Goch: Eiserne Hochzeit im Hause Verheyen

Goch : Eiserne Hochzeit im Hause Verheyen

Irmi und Willy Verheyen lernten sich auf der Gocher Handelsschule kennen und heirateten 1953.

Das seltene Fest der eisernen Hochzeit feiern am Montag, 28. Mai, Irmi und Willy Verheyen vom Greversweg aus Goch. Die beiden lernten sich in Goch auf der Handelsschule kennen, die sie von 1941 bis 1943 besuchten. Danach trat Willy Verheyen in den Dienst der Bahn ein - als Anwärter für den gehobenen Dienst. Die Jubilarin musste wie alle gleichaltrigen Mädchen ihr "Pflichtjahr" absolvieren.
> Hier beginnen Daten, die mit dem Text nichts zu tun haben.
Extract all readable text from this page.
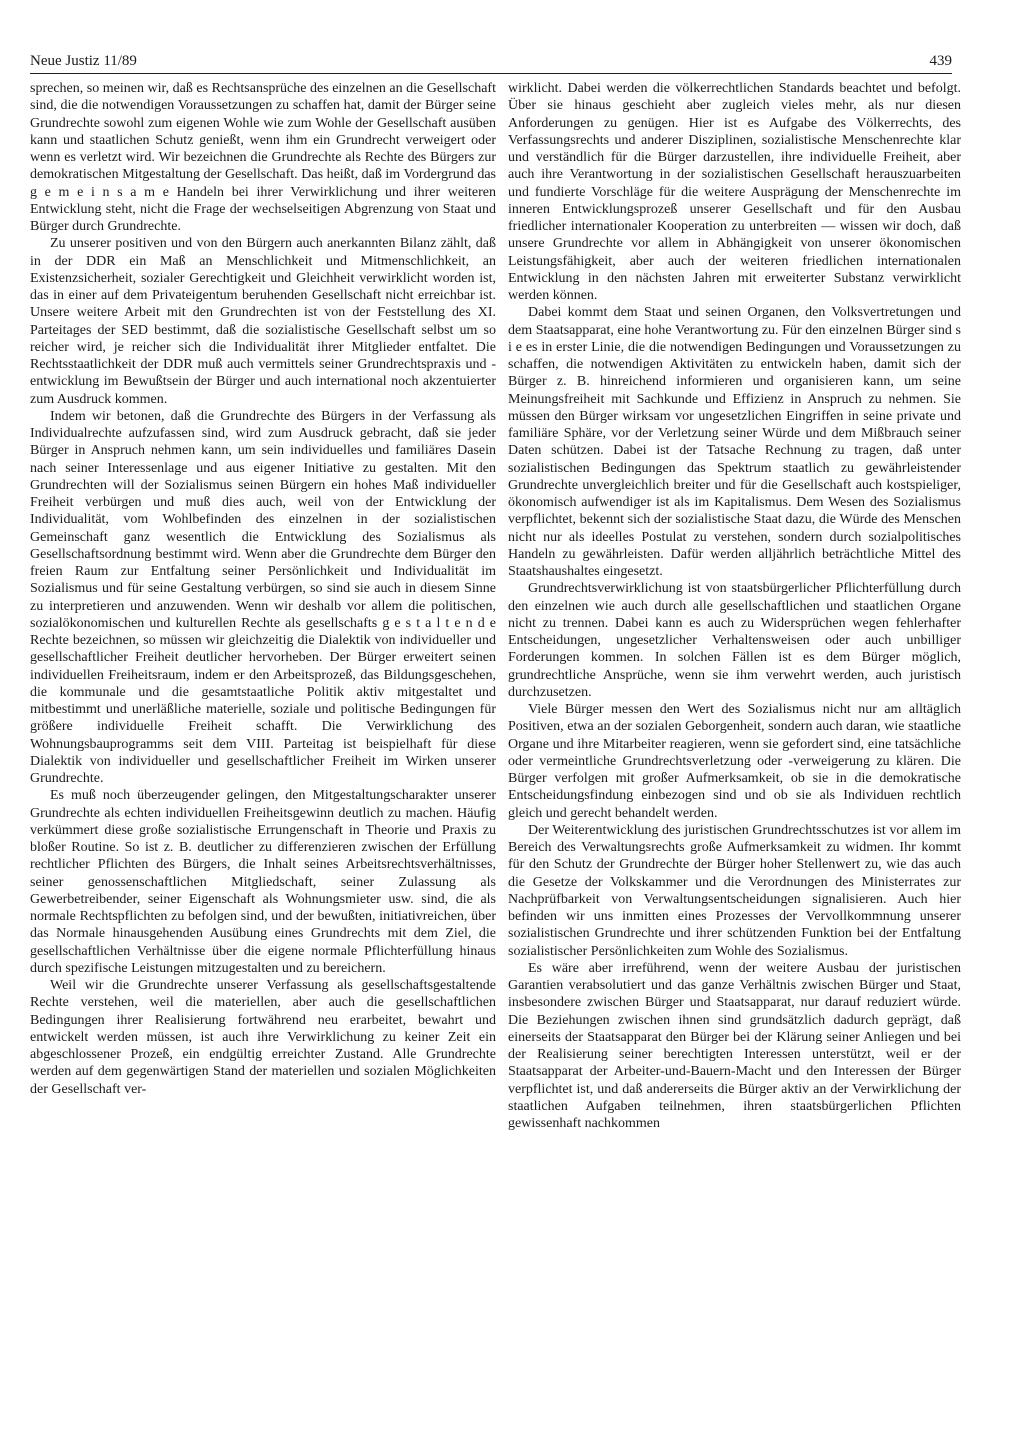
Neue Justiz 11/89	439

sprechen, so meinen wir, daß es Rechtsansprüche des einzelnen an die Gesellschaft sind, die die notwendigen Voraussetzungen zu schaffen hat, damit der Bürger seine Grundrechte sowohl zum eigenen Wohle wie zum Wohle der Gesellschaft ausüben kann und staatlichen Schutz genießt, wenn ihm ein Grundrecht verweigert oder wenn es verletzt wird. Wir bezeichnen die Grundrechte als Rechte des Bürgers zur demokratischen Mitgestaltung der Gesellschaft. Das heißt, daß im Vordergrund das g e m e i n s a m e Handeln bei ihrer Verwirklichung und ihrer weiteren Entwicklung steht, nicht die Frage der wechselseitigen Abgrenzung von Staat und Bürger durch Grundrechte.

Zu unserer positiven und von den Bürgern auch anerkannten Bilanz zählt, daß in der DDR ein Maß an Menschlichkeit und Mitmenschlichkeit, an Existenzsicherheit, sozialer Gerechtigkeit und Gleichheit verwirklicht worden ist, das in einer auf dem Privateigentum beruhenden Gesellschaft nicht erreichbar ist. Unsere weitere Arbeit mit den Grundrechten ist von der Feststellung des XI. Parteitages der SED bestimmt, daß die sozialistische Gesellschaft selbst um so reicher wird, je reicher sich die Individualität ihrer Mitglieder entfaltet. Die Rechtsstaatlichkeit der DDR muß auch vermittels seiner Grundrechtspraxis und -entwicklung im Bewußtsein der Bürger und auch international noch akzentuierter zum Ausdruck kommen.

Indem wir betonen, daß die Grundrechte des Bürgers in der Verfassung als Individualrechte aufzufassen sind, wird zum Ausdruck gebracht, daß sie jeder Bürger in Anspruch nehmen kann, um sein individuelles und familiäres Dasein nach seiner Interessenlage und aus eigener Initiative zu gestalten. Mit den Grundrechten will der Sozialismus seinen Bürgern ein hohes Maß individueller Freiheit verbürgen und muß dies auch, weil von der Entwicklung der Individualität, vom Wohlbefinden des einzelnen in der sozialistischen Gemeinschaft ganz wesentlich die Entwicklung des Sozialismus als Gesellschaftsordnung bestimmt wird. Wenn aber die Grundrechte dem Bürger den freien Raum zur Entfaltung seiner Persönlichkeit und Individualität im Sozialismus und für seine Gestaltung verbürgen, so sind sie auch in diesem Sinne zu interpretieren und anzuwenden. Wenn wir deshalb vor allem die politischen, sozialökonomischen und kulturellen Rechte als gesellschafts g e s t a l t e n d e Rechte bezeichnen, so müssen wir gleichzeitig die Dialektik von individueller und gesellschaftlicher Freiheit deutlicher hervorheben. Der Bürger erweitert seinen individuellen Freiheitsraum, indem er den Arbeitsprozeß, das Bildungsgeschehen, die kommunale und die gesamtstaatliche Politik aktiv mitgestaltet und mitbestimmt und unerläßliche materielle, soziale und politische Bedingungen für größere individuelle Freiheit schafft. Die Verwirklichung des Wohnungsbauprogramms seit dem VIII. Parteitag ist beispielhaft für diese Dialektik von individueller und gesellschaftlicher Freiheit im Wirken unserer Grundrechte.

Es muß noch überzeugender gelingen, den Mitgestaltungscharakter unserer Grundrechte als echten individuellen Freiheitsgewinn deutlich zu machen. Häufig verkümmert diese große sozialistische Errungenschaft in Theorie und Praxis zu bloßer Routine. So ist z. B. deutlicher zu differenzieren zwischen der Erfüllung rechtlicher Pflichten des Bürgers, die Inhalt seines Arbeitsrechtsverhältnisses, seiner genossenschaftlichen Mitgliedschaft, seiner Zulassung als Gewerbetreibender, seiner Eigenschaft als Wohnungsmieter usw. sind, die als normale Rechtspflichten zu befolgen sind, und der bewußten, initiativreichen, über das Normale hinausgehenden Ausübung eines Grundrechts mit dem Ziel, die gesellschaftlichen Verhältnisse über die eigene normale Pflichterfüllung hinaus durch spezifische Leistungen mitzugestalten und zu bereichern.

Weil wir die Grundrechte unserer Verfassung als gesellschaftsgestaltende Rechte verstehen, weil die materiellen, aber auch die gesellschaftlichen Bedingungen ihrer Realisierung fortwährend neu erarbeitet, bewahrt und entwickelt werden müssen, ist auch ihre Verwirklichung zu keiner Zeit ein abgeschlossener Prozeß, ein endgültig erreichter Zustand. Alle Grundrechte werden auf dem gegenwärtigen Stand der materiellen und sozialen Möglichkeiten der Gesellschaft ver-

wirklicht. Dabei werden die völkerrechtlichen Standards beachtet und befolgt. Über sie hinaus geschieht aber zugleich vieles mehr, als nur diesen Anforderungen zu genügen. Hier ist es Aufgabe des Völkerrechts, des Verfassungsrechts und anderer Disziplinen, sozialistische Menschenrechte klar und verständlich für die Bürger darzustellen, ihre individuelle Freiheit, aber auch ihre Verantwortung in der sozialistischen Gesellschaft herauszuarbeiten und fundierte Vorschläge für die weitere Ausprägung der Menschenrechte im inneren Entwicklungsprozeß unserer Gesellschaft und für den Ausbau friedlicher internationaler Kooperation zu unterbreiten — wissen wir doch, daß unsere Grundrechte vor allem in Abhängigkeit von unserer ökonomischen Leistungsfähigkeit, aber auch der weiteren friedlichen internationalen Entwicklung in den nächsten Jahren mit erweiterter Substanz verwirklicht werden können.

Dabei kommt dem Staat und seinen Organen, den Volksvertretungen und dem Staatsapparat, eine hohe Verantwortung zu. Für den einzelnen Bürger sind s i e es in erster Linie, die die notwendigen Bedingungen und Voraussetzungen zu schaffen, die notwendigen Aktivitäten zu entwickeln haben, damit sich der Bürger z. B. hinreichend informieren und organisieren kann, um seine Meinungsfreiheit mit Sachkunde und Effizienz in Anspruch zu nehmen. Sie müssen den Bürger wirksam vor ungesetzlichen Eingriffen in seine private und familiäre Sphäre, vor der Verletzung seiner Würde und dem Mißbrauch seiner Daten schützen. Dabei ist der Tatsache Rechnung zu tragen, daß unter sozialistischen Bedingungen das Spektrum staatlich zu gewährleistender Grundrechte unvergleichlich breiter und für die Gesellschaft auch kostspieliger, ökonomisch aufwendiger ist als im Kapitalismus. Dem Wesen des Sozialismus verpflichtet, bekennt sich der sozialistische Staat dazu, die Würde des Menschen nicht nur als ideelles Postulat zu verstehen, sondern durch sozialpolitisches Handeln zu gewährleisten. Dafür werden alljährlich beträchtliche Mittel des Staatshaushaltes eingesetzt.

Grundrechtsverwirklichung ist von staatsbürgerlicher Pflichterfüllung durch den einzelnen wie auch durch alle gesellschaftlichen und staatlichen Organe nicht zu trennen. Dabei kann es auch zu Widersprüchen wegen fehlerhafter Entscheidungen, ungesetzlicher Verhaltensweisen oder auch unbilliger Forderungen kommen. In solchen Fällen ist es dem Bürger möglich, grundrechtliche Ansprüche, wenn sie ihm verwehrt werden, auch juristisch durchzusetzen.

Viele Bürger messen den Wert des Sozialismus nicht nur am alltäglich Positiven, etwa an der sozialen Geborgenheit, sondern auch daran, wie staatliche Organe und ihre Mitarbeiter reagieren, wenn sie gefordert sind, eine tatsächliche oder vermeintliche Grundrechtsverletzung oder -verweigerung zu klären. Die Bürger verfolgen mit großer Aufmerksamkeit, ob sie in die demokratische Entscheidungsfindung einbezogen sind und ob sie als Individuen rechtlich gleich und gerecht behandelt werden.

Der Weiterentwicklung des juristischen Grundrechtsschutzes ist vor allem im Bereich des Verwaltungsrechts große Aufmerksamkeit zu widmen. Ihr kommt für den Schutz der Grundrechte der Bürger hoher Stellenwert zu, wie das auch die Gesetze der Volkskammer und die Verordnungen des Ministerrates zur Nachprüfbarkeit von Verwaltungsentscheidungen signalisieren. Auch hier befinden wir uns inmitten eines Prozesses der Vervollkommnung unserer sozialistischen Grundrechte und ihrer schützenden Funktion bei der Entfaltung sozialistischer Persönlichkeiten zum Wohle des Sozialismus.

Es wäre aber irreführend, wenn der weitere Ausbau der juristischen Garantien verabsolutiert und das ganze Verhältnis zwischen Bürger und Staat, insbesondere zwischen Bürger und Staatsapparat, nur darauf reduziert würde. Die Beziehungen zwischen ihnen sind grundsätzlich dadurch geprägt, daß einerseits der Staatsapparat den Bürger bei der Klärung seiner Anliegen und bei der Realisierung seiner berechtigten Interessen unterstützt, weil er der Staatsapparat der Arbeiter-und-Bauern-Macht und den Interessen der Bürger verpflichtet ist, und daß andererseits die Bürger aktiv an der Verwirklichung der staatlichen Aufgaben teilnehmen, ihren staatsbürgerlichen Pflichten gewissenhaft nachkommen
Ende 1943 musste Willy Verheyen als 17-Jähriger zum Reichsarbeitsdienst nach Ostpreußen und dann zum Militär. Irmi wurde zum Arbeitsdienst nach Pommern einberufen und musste danach in Berlin in einer Rüstungsfabrik arbeiten.

Beide kehrten kurz nach Kriegsende aber wohlbehalten in ihre geliebte Heimatstadt zurück und planten ihren Lebensweg. Sie heirateten am 28. Mai 1953. Willy Verheyen, Bundesbahn-Amtsrat a.D., war 46 Jahre bei der Deutschen Bundesbahn beschäftigt, davon die letzten 24 Jahre als Bahnhofsvorsteher in Goch und Kleve. In der Freizeit war und ist der Fußball das größte Hobby. Seit 75 Jahren ist Verheyen Mitglied der Gocher Viktoria. Der Jubilar engagiert sich aber auch im Bahn-Sozialwerk und in der Beamtengewerkschaft der DB AG. Für sein soziales Engagement wurde Willy Verheyen im Februar 2014 mit dem Bundesverdienstkreuz am Band ausgezeichnet.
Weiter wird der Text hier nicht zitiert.